Si les résultats se confirment, il restera à voir comment mécaniser le retrait. C’est d’ailleurs l’un des enjeux du programme Savoir, financé dans le cadre du plan Parsada. Car pour démontrer le concept, les chercheurs utilisent un souffleur-aspirateur afin de retirer les feuilles, ce qui n’est pas envisageable à grande échelle.
À Bordeaux toujours, dans le cadre du projet Vitae (financement France 2030), Corinne Vacher, directrice de recherche à l’Inrae, travaille sur le microbiote. Son équipe a ainsi caractérisé l’ensemble des communautés fongiques et bactériennes présentes dans le sol et sur le feuillage, dans des paires de parcelles – l’une sensible au mildiou et l’autre moins.
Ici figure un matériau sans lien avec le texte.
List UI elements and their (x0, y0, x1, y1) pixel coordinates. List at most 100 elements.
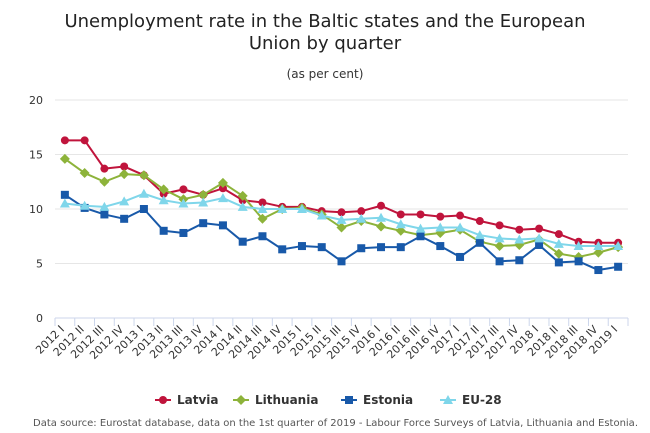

Dans les parcelles moins sensibles à la maladie, les levures basidiomycètes se sont avérées plus nombreuses à la surface des feuilles en début de saison. Et certaines bactéries du genre Arthrobacer et Bacillus étaient notablement plus abondantes dans les sols. Certaines d’entre elles seraient-elles antagonistes du mildiou ? Les recherches se poursuivent, dans l’espoir d’isoler des agents et de développer des biosolutions.
De l’autre côté des Alpes, des chercheurs italiens de la fondation Edmund Mach, près de Trente, et de l’université de Milan travaillent au développement de biopesticides à base de peptides dérivés de Trichoderma, une famille de champignons. Les premiers tests au champ sont prometteurs. Une autre équipe de chercheurs de l’université de Milan travaille sur des biopesticides à base d’ARN interférents qui désactiverait un gène de la vigne responsable de la sensibilité au mildiou. On le voit, les pistes de recherche ne manquent pas !
Ne parlez plus de variétés résistantes au mildiou, mais de variétés tolérantes. L’an passé, dans le Gard, quelques parcelles plantées d’artaban et de cabernet volos ont subi de grosses pertes de récolte due au mildiou, dans un contexte de pression exceptionnelle de la maladie. Que s’est-il passé ? Le verdict est tombé : ces attaques sont bien liées au contournement de plusieurs gènes de résistance – les gènes Rpv1 et Rpv 3.1 chez l’artaban, et le gène Rpv12 chez le cabernet volos. « Mais la fréquence des souches qui ont contourné la résistance est très faible, affirme Laurent Delière, ingénieur de recherche à l’Inrae de Bordeaux, qui anime l’observatoire national du déploiement des cépages résistants (Oscar). Le phénomène reste cantonné à quelques parcelles et ne s’est pas propagé. » Cela appuie toutefois la nécessité de protéger les cépages résistants en maîtrisant la prophylaxie, et en réalisant deux voire trois traitements selon la pression. De plus, insiste Laurent Delière, « dans les quelques parcelles où des souches de mildiou ont contourné la résistance, il faut traiter comme si elles étaient plantées avec des cépages sensibles ». L’objectif étant d’éradiquer ces quelques souches problématiques avant que le mildiou ne se propage.